The content of the TapTracker.moustache file is as follows:

{{% handler:TTHandler}}{{!

	This is the moustache template file for the tap tracker example.
	
}}{"resultSets":[{{#resultSets}}{"time":"{{time}}","lat":{{lat}},"long":{{long}} }{{^last}},{{/last}}{{/resultSets}}]}

This template produces JSON data. The data is structured as an array of objects found under the "resultSets" key. Each object in the array has a "time", "lat" and "long" key. The final row (even though there is only one row in this example) in the array has a "last" key which permits the array of objects to be properly comma delimited whilst adhering to the "stateless" methodology of moustache templating.
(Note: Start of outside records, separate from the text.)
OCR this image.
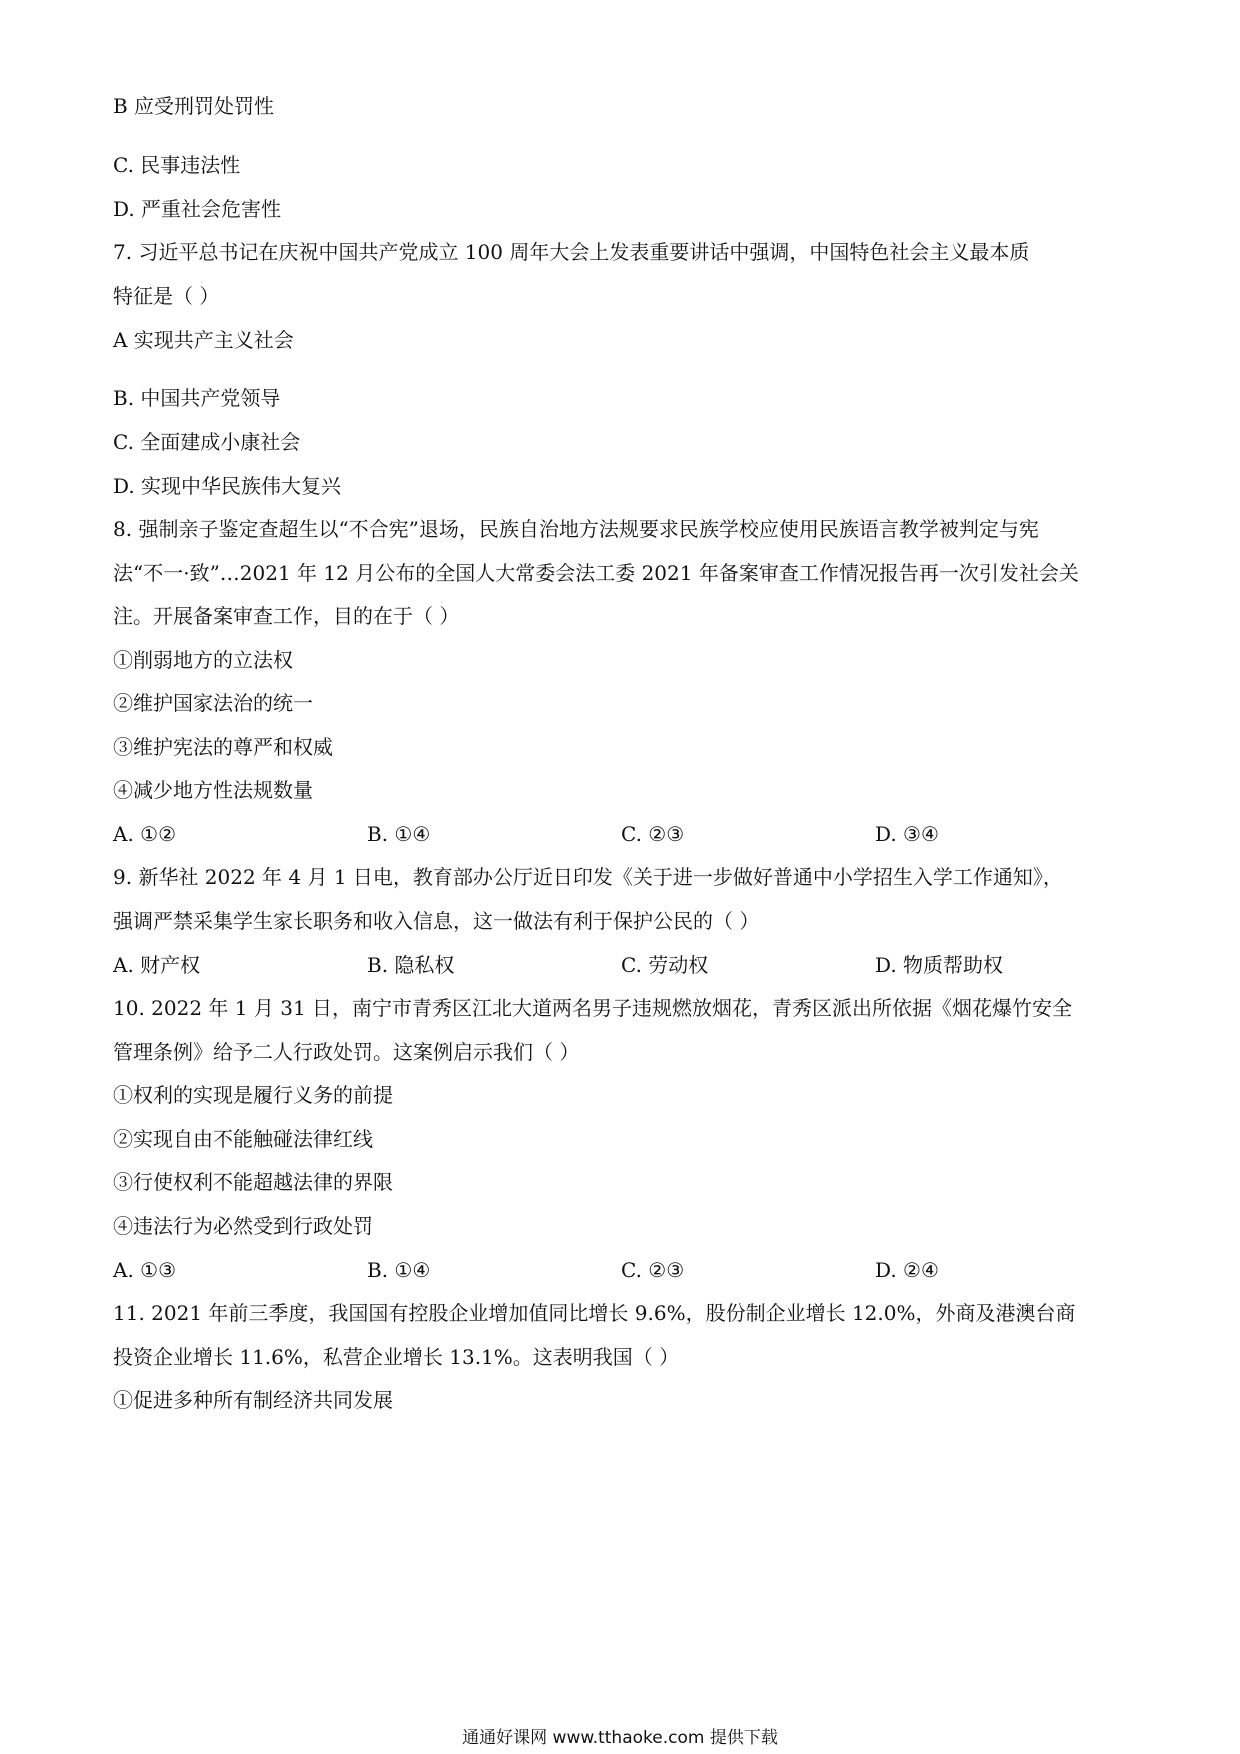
B 应受刑罚处罚性
C. 民事违法性
D. 严重社会危害性
7. 习近平总书记在庆祝中国共产党成立 100 周年大会上发表重要讲话中强调，中国特色社会主义最本质
特征是（ ）
A 实现共产主义社会
B. 中国共产党领导
C. 全面建成小康社会
D. 实现中华民族伟大复兴
8. 强制亲子鉴定查超生以“不合宪”退场，民族自治地方法规要求民族学校应使用民族语言教学被判定与宪
法“不一·致”…2021 年 12 月公布的全国人大常委会法工委 2021 年备案审查工作情况报告再一次引发社会关
注。开展备案审查工作，目的在于（ ）
①削弱地方的立法权
②维护国家法治的统一
③维护宪法的尊严和权威
④减少地方性法规数量
A. ①②	B. ①④	C. ②③	D. ③④
9. 新华社 2022 年 4 月 1 日电，教育部办公厅近日印发《关于进一步做好普通中小学招生入学工作通知》，
强调严禁采集学生家长职务和收入信息，这一做法有利于保护公民的（ ）
A. 财产权	B. 隐私权	C. 劳动权	D. 物质帮助权
10. 2022 年 1 月 31 日，南宁市青秀区江北大道两名男子违规燃放烟花，青秀区派出所依据《烟花爆竹安全
管理条例》给予二人行政处罚。这案例启示我们（ ）
①权利的实现是履行义务的前提
②实现自由不能触碰法律红线
③行使权利不能超越法律的界限
④违法行为必然受到行政处罚
A. ①③	B. ①④	C. ②③	D. ②④
11. 2021 年前三季度，我国国有控股企业增加值同比增长 9.6%，股份制企业增长 12.0%，外商及港澳台商
投资企业增长 11.6%，私营企业增长 13.1%。这表明我国（ ）
①促进多种所有制经济共同发展
通通好课网 www.tthaoke.com 提供下载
Inside the handler, the data is placed into the resulting dictionary using the following code:

// The dictionary which we will return
var values = [String:Any]()
let timeStr = try ICU.formatDate(time, format: "yyyy-MM-d hh:mm aaa")
let resultSets: [[String:Any]] = [["time": timeStr, "lat":lat, "long":long, "last":true]]
values["resultSets"] = resultSets
return values

Above, one can see the server takes the raw time value and formats it as a string using the facilities provided by ICU. This, along with the lat and long values are placed in the dictionary which is used to complete the moustache template.